The present invention provides a method for producing fatty acids from their corresponding alkali metal or alkaline earth metal "salts" or soaps.
When it is attempted to prepare a C.sub.4 - C.sub.30 alkyl carboxylic acid from exemplarily its sodium soap by simple acidification in aqueous medium with a strong acid, several kinds of difficulties are encountered. In order to have both soap and the strong acid in solution, extreme dilutions with impractical amounts of water must be used. Furthermore, phase separation of the fatty acid is not clear-cut and is often fraught with undesirable emulsification.
In particular, these technical problems complicate the exploitation of the well-known OXO process as a means toward producing fatty acids. The literature has described the preparation of soaps by first hydroformylating olefins, followed by alkaline fusion of the resultant oxygenated products, such as alcohols, aldehydes, esters, ethers and high-boiling polymerized substances. The preparation of corresponding fatty acids from these soaps is disclosed, for example in French Pat. Nos. 1,277,098 and 2,080,398.

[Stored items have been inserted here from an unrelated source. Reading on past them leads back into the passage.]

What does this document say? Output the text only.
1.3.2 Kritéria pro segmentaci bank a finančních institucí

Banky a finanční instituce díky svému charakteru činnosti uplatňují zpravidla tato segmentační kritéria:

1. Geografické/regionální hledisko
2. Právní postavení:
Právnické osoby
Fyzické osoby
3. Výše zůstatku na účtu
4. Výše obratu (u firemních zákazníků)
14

The disclosed procedures for the acidification of soaps have numerous disadvantages, particularly as a result of the poor solubility of the solid soaps in water, generally of the order of only about 10 to 15%, which requires the use of large volumes of water, about 7 to 10 liters of water per kilogram of soap, which in turn requires correspondingly voluminous equipment and presents a problem in discharging the spent water.
In order to make the soap dissolve more rapidly in water, it is furthermore necessary to submit the solid soap to a preliminary comminution into powder or flakes. Another disadvantage cannot be neglected from a practical point of view is the large amount of foaming which takes place in the course of dissolving the soaps in water with agitation.